El primer y más evidente paso para generar producción competitiva es proveer a las empresas y trabajadores de la infraestructura fundamental que necesitan para producir, como servicios básicos eficientes y confiables, incluyendo agua, energía, telecomunicaciones, transporte y salud.

El siguiente paso es generar un ambiente propicio a la producción: inflación baja y estable, acceso a financiamiento y a sistemas de seguros, impuestos dentro de la media internacional, mecanismos amigables que permitan instalar nuevas empresas con facilidad y rapidez, dispositivos transparentes y eficientes para dirimir diferencias y ejecutar contratos, seguridad física, seguridad institucional, respeto a los derechos de propiedad individual, y captación o formación (o, idealmente, ambas) de trabajadores eficientes. Logrado esto, lo que sigue es fomentar la formación de cadenas industriales de valor y cúmulos empresariales que contribuyan a reducir los precios de los insumos y los servicios prestados entre empresas, para así bajar los precios finales de los productos.

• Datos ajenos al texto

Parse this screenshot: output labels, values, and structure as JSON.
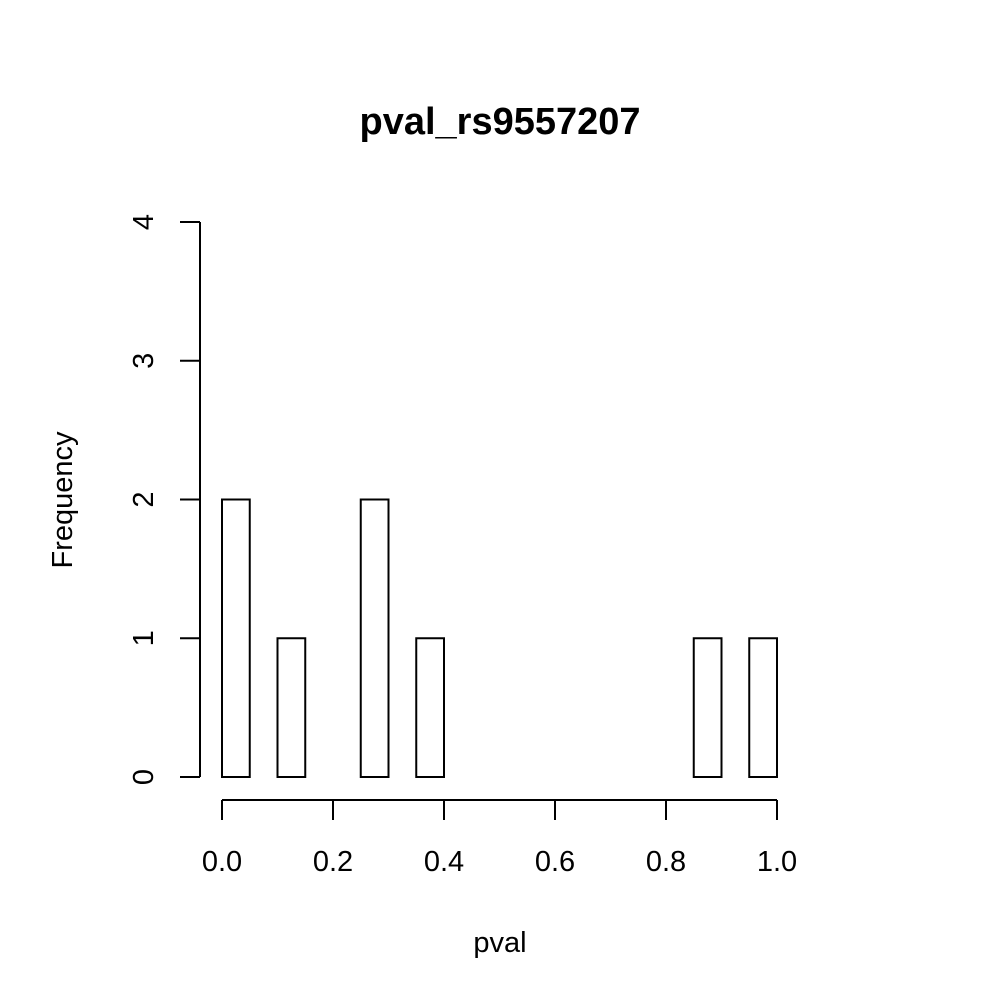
{
  "chart_data": {
    "type": "bar",
    "title": "pval_rs9557207",
    "xlabel": "pval",
    "ylabel": "Frequency",
    "bin_edges": [
      0.0,
      0.05,
      0.1,
      0.15,
      0.2,
      0.25,
      0.3,
      0.35,
      0.4,
      0.45,
      0.5,
      0.55,
      0.6,
      0.65,
      0.7,
      0.75,
      0.8,
      0.85,
      0.9,
      0.95,
      1.0
    ],
    "values": [
      2,
      0,
      1,
      0,
      0,
      2,
      0,
      1,
      0,
      0,
      0,
      0,
      0,
      0,
      0,
      0,
      0,
      1,
      0,
      1
    ],
    "xlim": [
      0,
      1
    ],
    "ylim": [
      0,
      4
    ],
    "xticks": [
      "0.0",
      "0.2",
      "0.4",
      "0.6",
      "0.8",
      "1.0"
    ],
    "yticks": [
      "0",
      "1",
      "2",
      "3",
      "4"
    ],
    "grid": false,
    "legend": "none"
  }
}
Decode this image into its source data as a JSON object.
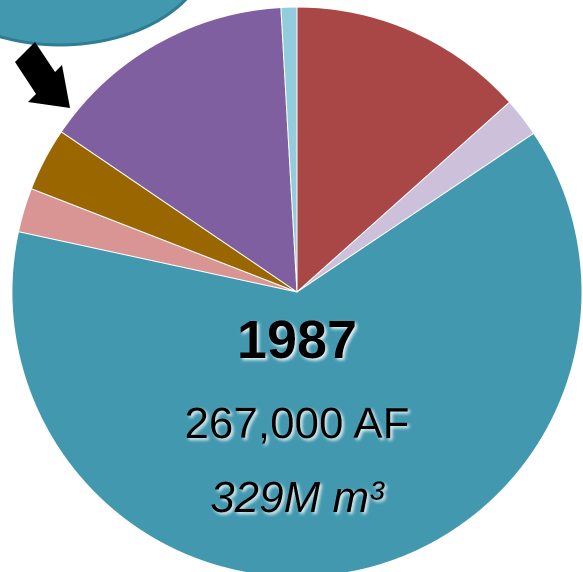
{
  "chart_data": {
    "type": "pie",
    "values": [
      13.4,
      2.2,
      62.8,
      2.5,
      3.6,
      14.6,
      0.9
    ],
    "colors": [
      "#a84745",
      "#ccc0da",
      "#4198af",
      "#d99594",
      "#996600",
      "#7f5f9f",
      "#93cddd"
    ],
    "title": "1987",
    "subtitle": "267,000 AF",
    "annotation": "329M m³"
  }
}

Venezuela, actualmente, no tiene ninguno de estos elementos que conducen a la competitividad. ¿Cómo podemos esperar, entonces, que los productos venezolanos sean más baratos que los de competidores extranjeros, y cómo han de competir en el entorno internacional?

Más allá de la competitividad está el tener productos vigentes y actualizados. Queremos medicamentos que curen nuestras enfermedades cada vez más rápido; cultivos que tengan rendimientos mayores que los de otros países; ropa cuya tela sea ligera y resistente; vehículos veloces, capaces y que consuman poco o ningún combustible fósil. Para que los productos venezolanos sean diferentes de los demás, para que tengan un valor especial y conquisten a los compradores –tanto los locales como los extranjeros–, es necesario dedicarse a la investigación y a la innovación, para empujar las barreras tecnológicas de Venezuela. Pero, ¿quién hace investigación en la Venezuela de hoy? ¿Quién está preparado para innovar en esa Venezuela orientada al mayor bienestar sostenible en el tiempo? Estas son las preguntas que debemos hacernos, y que deben informar el diseño de nuestras políticas públicas.

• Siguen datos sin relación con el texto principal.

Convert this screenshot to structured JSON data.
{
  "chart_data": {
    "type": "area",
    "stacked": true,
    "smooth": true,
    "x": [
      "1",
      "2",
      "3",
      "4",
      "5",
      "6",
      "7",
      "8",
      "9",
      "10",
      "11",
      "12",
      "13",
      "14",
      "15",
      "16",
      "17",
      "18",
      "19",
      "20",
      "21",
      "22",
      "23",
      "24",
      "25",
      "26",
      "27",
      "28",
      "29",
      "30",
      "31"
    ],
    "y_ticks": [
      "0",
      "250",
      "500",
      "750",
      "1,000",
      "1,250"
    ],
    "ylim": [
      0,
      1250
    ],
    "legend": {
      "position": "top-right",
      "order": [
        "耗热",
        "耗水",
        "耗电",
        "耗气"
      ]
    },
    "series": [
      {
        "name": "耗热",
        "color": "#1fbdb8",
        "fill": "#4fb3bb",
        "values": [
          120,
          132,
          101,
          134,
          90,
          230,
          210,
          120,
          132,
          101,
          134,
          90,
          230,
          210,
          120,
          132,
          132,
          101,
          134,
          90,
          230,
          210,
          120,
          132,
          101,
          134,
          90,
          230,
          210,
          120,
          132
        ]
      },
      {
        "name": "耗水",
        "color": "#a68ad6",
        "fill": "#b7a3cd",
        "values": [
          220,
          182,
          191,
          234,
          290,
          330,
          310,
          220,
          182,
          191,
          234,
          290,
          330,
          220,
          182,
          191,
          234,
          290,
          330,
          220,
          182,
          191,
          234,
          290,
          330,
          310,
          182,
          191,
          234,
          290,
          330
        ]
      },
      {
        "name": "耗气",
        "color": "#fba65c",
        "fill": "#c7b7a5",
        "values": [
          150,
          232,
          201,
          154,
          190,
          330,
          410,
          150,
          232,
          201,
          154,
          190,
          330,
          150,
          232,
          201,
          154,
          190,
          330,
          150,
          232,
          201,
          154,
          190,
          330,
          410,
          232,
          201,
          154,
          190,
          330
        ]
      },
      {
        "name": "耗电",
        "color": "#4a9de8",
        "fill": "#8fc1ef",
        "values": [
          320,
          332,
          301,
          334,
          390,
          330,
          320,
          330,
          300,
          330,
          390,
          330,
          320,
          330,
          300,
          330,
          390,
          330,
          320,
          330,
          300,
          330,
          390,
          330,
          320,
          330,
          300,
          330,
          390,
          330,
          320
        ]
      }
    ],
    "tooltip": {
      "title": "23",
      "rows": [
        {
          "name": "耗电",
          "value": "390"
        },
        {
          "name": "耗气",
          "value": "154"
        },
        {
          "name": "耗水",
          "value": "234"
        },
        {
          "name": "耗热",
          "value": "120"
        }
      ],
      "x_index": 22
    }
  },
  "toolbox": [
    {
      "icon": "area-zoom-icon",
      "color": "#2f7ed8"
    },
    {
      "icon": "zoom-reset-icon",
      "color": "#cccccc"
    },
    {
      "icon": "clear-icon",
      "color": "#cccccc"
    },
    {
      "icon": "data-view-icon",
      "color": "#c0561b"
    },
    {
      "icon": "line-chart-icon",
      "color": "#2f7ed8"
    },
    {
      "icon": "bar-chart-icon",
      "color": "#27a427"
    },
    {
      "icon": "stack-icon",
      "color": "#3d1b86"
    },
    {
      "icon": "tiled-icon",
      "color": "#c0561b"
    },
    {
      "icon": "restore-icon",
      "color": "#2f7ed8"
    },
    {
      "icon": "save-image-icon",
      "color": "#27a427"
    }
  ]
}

Para construir esa economía del futuro, necesitamos orientar nuestras políticas hacia esa receta liberal. Por supuesto, no podremos hacer todos los cambios rápidamente, pues nuestros problemas son profundos y difíciles de resolver. Sin embargo, no podemos tampoco darnos por satisfechos siguiendo el esquema básico de la fórmula liberal: necesitamos, además, construir y mantener una balanza comercial positiva mediante el desarrollo más rápido posible de producción competitiva, y de productos y servicios vigentes, actualizados y tecnológicamente diferenciados.

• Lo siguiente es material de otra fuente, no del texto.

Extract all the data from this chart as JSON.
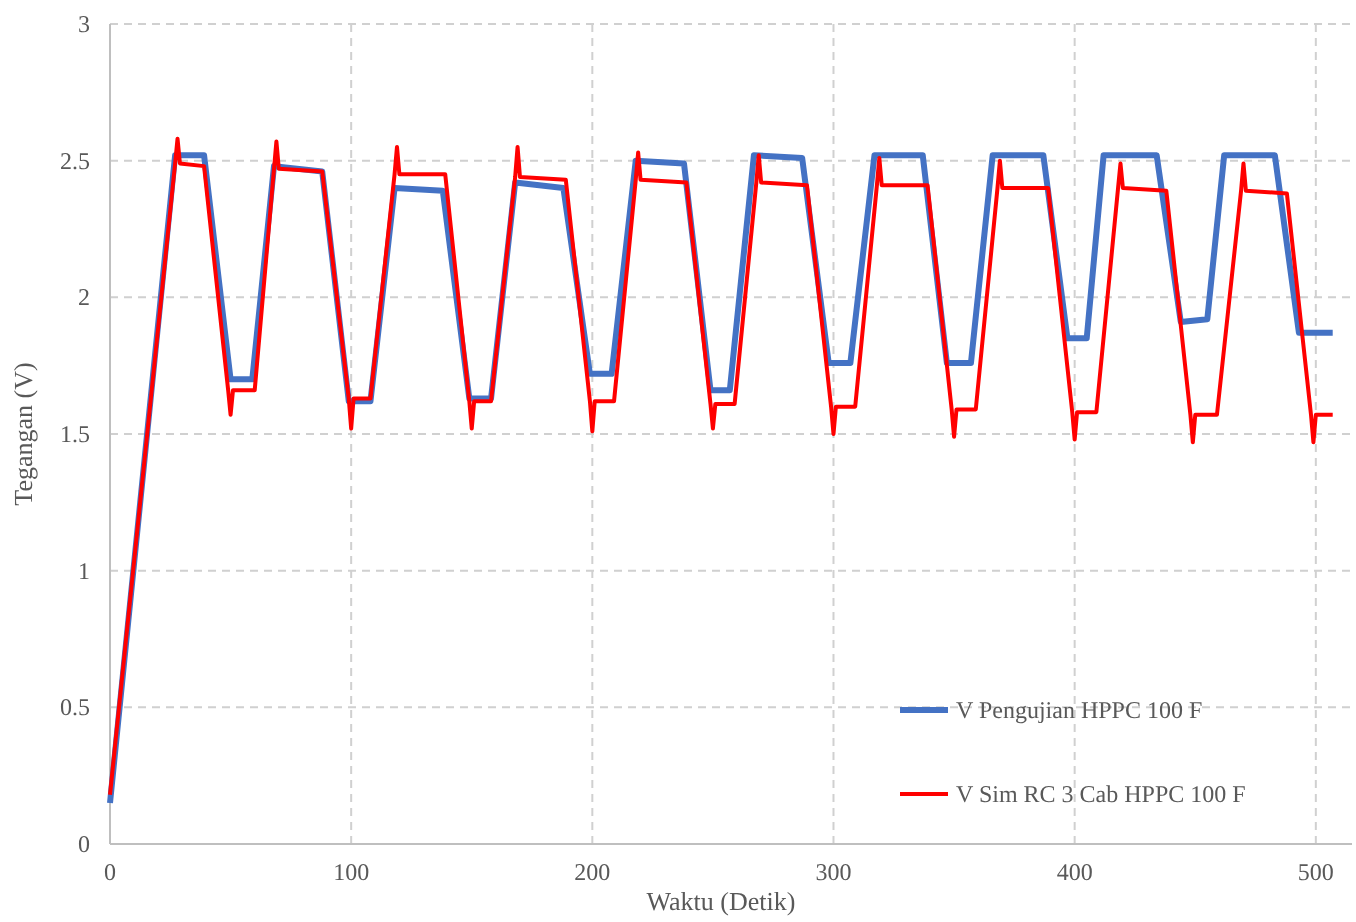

Sin hacer esto, no seremos capaces de cambiar el curso hacia la economía de bienestar en la que todos queremos vivir, pues el petróleo ya no estará ahí para financiar nuestra calidad de vida. Solo haciendo estos cambios podremos convertirnos en la sociedad con puestos de trabajo abundantes de remuneraciones atractivas, con abundancia material y de oportunidades, y orientada a generar prosperidad compartida, en la que todos los venezolanos queremos vivir.